Mutah Jareb Hamidi is a 65-year-old mother of five. She lives in a remote village called Maghshoosha, in Kua’aidenah district of Hajjah governorate in northern Yemen. In this village most people live without latrines, and do not practice good personal hygiene, which causes the spread of diseases like cholera and illnesses like acute watery diarrhoea, especially among children and the elderly.

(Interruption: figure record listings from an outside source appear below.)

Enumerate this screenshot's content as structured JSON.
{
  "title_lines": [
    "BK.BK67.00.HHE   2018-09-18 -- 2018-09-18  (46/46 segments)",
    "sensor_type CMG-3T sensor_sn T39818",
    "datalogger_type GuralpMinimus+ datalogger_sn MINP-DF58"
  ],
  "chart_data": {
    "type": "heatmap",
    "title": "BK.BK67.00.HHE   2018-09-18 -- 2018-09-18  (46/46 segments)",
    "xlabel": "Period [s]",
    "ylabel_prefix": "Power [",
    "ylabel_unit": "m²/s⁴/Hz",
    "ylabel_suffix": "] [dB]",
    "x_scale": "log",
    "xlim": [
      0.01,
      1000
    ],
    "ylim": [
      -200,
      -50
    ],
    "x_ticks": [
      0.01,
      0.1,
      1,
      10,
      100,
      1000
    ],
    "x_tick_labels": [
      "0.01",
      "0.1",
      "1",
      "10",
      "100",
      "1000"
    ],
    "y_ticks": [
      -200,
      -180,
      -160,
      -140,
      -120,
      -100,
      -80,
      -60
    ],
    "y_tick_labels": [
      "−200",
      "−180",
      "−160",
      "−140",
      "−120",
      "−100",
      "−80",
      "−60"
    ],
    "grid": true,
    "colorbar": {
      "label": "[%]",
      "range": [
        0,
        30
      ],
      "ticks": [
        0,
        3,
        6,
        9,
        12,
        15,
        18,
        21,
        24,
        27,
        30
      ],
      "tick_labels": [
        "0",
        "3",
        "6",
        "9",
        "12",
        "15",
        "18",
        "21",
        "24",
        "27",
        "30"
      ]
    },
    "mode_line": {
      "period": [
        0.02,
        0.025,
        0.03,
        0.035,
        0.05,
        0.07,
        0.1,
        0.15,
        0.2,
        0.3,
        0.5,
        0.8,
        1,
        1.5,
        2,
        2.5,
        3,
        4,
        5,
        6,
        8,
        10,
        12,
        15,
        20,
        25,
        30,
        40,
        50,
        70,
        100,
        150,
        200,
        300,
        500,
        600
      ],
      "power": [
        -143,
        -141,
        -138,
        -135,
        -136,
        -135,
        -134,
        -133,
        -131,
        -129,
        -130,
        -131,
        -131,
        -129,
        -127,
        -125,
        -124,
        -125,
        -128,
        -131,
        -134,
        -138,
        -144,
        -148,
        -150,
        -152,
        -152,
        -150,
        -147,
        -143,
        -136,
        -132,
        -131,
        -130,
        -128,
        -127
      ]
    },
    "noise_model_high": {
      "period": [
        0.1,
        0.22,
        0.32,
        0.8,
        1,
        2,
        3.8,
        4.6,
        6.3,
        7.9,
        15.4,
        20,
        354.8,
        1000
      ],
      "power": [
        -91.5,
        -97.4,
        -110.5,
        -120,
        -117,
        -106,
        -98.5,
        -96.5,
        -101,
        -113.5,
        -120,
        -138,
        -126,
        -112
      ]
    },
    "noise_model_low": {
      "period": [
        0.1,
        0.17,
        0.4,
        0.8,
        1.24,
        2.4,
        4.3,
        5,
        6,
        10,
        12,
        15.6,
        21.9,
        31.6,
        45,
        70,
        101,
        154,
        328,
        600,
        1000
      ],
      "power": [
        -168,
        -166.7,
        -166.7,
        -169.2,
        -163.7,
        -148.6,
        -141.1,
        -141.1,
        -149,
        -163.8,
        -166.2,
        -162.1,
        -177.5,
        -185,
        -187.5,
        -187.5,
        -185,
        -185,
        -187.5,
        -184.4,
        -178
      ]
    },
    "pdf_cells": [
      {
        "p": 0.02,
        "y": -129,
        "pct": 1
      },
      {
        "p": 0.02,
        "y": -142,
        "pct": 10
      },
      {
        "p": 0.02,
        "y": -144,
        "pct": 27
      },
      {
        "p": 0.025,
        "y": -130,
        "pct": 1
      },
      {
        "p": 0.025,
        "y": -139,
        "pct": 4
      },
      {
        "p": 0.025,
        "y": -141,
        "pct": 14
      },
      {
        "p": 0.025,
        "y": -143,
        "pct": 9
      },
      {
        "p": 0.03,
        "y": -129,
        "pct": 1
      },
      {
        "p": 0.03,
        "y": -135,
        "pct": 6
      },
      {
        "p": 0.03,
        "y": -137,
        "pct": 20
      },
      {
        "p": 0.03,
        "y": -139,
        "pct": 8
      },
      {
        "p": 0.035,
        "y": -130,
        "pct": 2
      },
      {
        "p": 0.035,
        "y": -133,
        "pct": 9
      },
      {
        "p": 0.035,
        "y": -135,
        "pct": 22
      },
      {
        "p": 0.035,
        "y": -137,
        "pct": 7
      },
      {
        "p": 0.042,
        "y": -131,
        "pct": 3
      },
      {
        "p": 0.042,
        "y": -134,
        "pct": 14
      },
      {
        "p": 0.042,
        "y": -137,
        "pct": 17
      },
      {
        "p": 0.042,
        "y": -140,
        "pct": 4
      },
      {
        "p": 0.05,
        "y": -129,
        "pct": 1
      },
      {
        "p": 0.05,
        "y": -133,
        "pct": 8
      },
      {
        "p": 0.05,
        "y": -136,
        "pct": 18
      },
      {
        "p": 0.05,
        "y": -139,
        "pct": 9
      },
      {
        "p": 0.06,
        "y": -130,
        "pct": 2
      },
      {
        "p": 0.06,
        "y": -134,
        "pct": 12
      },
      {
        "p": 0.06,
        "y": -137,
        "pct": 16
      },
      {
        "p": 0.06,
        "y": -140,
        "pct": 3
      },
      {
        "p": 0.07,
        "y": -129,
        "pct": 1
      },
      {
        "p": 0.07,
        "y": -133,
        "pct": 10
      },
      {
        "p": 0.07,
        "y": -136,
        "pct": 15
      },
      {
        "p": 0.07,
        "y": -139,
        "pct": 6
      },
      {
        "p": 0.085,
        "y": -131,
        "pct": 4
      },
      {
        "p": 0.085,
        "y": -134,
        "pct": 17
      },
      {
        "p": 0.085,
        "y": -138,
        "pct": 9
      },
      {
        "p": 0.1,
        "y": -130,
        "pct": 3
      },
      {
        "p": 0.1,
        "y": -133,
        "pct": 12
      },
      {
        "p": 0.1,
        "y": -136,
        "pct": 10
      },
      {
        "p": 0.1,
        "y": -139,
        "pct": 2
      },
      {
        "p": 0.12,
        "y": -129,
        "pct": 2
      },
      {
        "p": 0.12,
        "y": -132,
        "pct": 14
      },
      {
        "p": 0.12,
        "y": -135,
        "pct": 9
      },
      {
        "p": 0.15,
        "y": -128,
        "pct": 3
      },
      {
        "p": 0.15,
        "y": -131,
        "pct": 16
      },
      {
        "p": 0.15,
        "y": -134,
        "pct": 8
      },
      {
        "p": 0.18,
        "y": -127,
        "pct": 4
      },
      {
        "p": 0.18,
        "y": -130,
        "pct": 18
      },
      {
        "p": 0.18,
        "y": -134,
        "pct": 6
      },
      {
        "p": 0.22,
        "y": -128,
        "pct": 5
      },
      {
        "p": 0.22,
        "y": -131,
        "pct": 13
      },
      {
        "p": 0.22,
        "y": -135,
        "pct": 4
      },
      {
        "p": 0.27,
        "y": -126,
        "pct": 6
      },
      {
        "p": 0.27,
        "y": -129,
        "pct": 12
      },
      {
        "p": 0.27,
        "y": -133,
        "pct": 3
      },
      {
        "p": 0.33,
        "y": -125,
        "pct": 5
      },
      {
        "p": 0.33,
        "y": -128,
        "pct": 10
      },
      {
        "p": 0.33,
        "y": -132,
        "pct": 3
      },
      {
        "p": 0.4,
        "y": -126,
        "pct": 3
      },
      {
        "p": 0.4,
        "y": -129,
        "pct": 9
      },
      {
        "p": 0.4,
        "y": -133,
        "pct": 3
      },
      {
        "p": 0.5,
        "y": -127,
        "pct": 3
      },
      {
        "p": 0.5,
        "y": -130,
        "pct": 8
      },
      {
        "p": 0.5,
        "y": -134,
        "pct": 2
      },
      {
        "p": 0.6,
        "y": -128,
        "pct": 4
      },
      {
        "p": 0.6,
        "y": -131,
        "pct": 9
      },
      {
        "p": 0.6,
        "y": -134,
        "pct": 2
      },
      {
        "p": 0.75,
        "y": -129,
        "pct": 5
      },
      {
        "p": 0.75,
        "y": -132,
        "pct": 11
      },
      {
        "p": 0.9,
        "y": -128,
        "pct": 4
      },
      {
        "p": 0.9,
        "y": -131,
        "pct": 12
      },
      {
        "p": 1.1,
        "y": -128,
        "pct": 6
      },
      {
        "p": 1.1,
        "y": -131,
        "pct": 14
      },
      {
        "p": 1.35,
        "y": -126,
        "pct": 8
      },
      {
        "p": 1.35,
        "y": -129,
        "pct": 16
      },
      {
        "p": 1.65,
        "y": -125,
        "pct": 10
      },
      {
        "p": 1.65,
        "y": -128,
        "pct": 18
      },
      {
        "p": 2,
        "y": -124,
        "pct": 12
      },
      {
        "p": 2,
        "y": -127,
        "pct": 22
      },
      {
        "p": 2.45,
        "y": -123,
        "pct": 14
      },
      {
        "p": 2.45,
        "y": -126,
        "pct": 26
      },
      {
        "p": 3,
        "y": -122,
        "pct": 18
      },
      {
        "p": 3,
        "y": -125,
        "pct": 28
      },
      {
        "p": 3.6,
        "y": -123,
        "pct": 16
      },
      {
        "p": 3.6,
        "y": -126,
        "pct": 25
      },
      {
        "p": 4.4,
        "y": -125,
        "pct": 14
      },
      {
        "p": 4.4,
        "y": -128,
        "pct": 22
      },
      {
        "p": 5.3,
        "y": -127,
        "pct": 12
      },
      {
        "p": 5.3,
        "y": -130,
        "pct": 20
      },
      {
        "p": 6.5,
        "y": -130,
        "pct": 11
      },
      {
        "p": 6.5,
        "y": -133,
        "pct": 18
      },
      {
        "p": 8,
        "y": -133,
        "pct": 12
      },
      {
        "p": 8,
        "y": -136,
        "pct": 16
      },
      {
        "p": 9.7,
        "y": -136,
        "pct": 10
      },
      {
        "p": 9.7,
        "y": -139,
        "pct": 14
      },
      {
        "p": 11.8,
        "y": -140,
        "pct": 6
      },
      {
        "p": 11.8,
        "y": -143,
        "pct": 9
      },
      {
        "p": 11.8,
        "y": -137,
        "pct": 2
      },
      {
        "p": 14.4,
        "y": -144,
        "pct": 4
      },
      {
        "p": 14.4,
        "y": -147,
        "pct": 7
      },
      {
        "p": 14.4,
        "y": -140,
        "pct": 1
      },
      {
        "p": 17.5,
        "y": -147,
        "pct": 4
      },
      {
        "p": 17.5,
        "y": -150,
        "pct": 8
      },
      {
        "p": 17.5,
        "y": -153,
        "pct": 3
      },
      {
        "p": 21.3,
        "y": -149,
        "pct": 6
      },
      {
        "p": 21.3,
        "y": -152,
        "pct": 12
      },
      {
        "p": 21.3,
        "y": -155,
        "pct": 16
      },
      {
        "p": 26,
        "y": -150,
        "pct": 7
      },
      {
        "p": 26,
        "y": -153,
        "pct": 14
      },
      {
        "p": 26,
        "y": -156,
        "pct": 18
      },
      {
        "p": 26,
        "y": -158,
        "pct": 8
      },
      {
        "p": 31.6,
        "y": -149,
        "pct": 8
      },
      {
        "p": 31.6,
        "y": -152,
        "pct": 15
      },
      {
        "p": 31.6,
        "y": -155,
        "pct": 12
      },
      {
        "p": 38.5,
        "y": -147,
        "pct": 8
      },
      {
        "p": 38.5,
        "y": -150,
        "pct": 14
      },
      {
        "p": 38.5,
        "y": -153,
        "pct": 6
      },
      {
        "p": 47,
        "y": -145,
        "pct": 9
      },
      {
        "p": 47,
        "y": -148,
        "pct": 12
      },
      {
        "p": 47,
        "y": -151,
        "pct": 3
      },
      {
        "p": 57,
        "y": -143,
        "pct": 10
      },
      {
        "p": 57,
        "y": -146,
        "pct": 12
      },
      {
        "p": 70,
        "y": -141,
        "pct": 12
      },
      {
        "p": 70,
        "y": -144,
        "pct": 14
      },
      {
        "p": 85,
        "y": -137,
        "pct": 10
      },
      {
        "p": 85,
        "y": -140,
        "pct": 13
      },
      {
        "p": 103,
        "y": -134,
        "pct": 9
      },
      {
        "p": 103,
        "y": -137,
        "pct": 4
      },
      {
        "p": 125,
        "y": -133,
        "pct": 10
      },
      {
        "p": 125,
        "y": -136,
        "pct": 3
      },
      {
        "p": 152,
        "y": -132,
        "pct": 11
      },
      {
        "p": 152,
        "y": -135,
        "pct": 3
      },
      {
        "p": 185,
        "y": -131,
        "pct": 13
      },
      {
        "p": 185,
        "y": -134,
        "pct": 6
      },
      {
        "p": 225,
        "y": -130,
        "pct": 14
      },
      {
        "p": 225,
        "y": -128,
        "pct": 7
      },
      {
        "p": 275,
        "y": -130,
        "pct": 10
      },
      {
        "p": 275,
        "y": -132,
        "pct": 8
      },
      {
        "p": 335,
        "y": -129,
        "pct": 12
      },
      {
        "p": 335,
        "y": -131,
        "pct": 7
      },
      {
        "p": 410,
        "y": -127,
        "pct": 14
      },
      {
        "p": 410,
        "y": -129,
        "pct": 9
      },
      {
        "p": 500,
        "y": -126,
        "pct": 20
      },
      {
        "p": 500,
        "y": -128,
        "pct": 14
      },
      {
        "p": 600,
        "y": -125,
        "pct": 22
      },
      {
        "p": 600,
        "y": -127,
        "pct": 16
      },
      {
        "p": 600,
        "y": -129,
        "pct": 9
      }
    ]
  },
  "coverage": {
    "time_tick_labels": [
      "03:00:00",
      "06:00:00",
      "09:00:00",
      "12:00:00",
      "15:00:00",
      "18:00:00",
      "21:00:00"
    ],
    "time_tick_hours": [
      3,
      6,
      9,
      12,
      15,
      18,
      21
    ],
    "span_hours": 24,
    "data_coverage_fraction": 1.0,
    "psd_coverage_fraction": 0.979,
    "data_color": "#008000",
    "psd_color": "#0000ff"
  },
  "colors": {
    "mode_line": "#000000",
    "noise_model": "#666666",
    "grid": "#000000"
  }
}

The majority of the villagers of Maghshoosha still defecate in the open, which worsens health problems. Mutah says: “People here are used to defecating outside near the roads or farms. We are illiterate, we don’t understand what may affect our health. Repeatedly, my grandsons had diarrhoea and stomach pains. We tried to cure them using traditional methods because there is no health centre in our village or in the neighbourhood.”
Mutah continues in a whisper: “Women and girls didn’t use latrines, but they would go to the bush, or other open places to defecate. We were waiting until night to go under cover of darkness to relieve ourselves, and this put us at risk of reptiles, insects or snakebite. At the same time this affected the dignity of women and girls in our society.”
Fortunately for Mutah and residents of the village, with funding from the Office of U.S. Foreign Disaster Assistance (OFDA), CARE intervened with a water and sanitation project. CARE constructed household latrines with handwashing facilities and distributed chlorine to purify water and containers. Through hygiene promotion they also learnt how to make drinking water safe and how to store it in clean containers, and how to care of their personal hygiene.
Mutah explains how she used to suffer from unclean drinking water. “Believe me, monthly I used to get diarrhoea,” she says. “The water was from contaminated wells. After we received chlorine we use the tablets to put in the jerry cans, and now there is no diarrhoea any more for me or the children. Chlorine reduced the diseases and diarrhoea in our village.”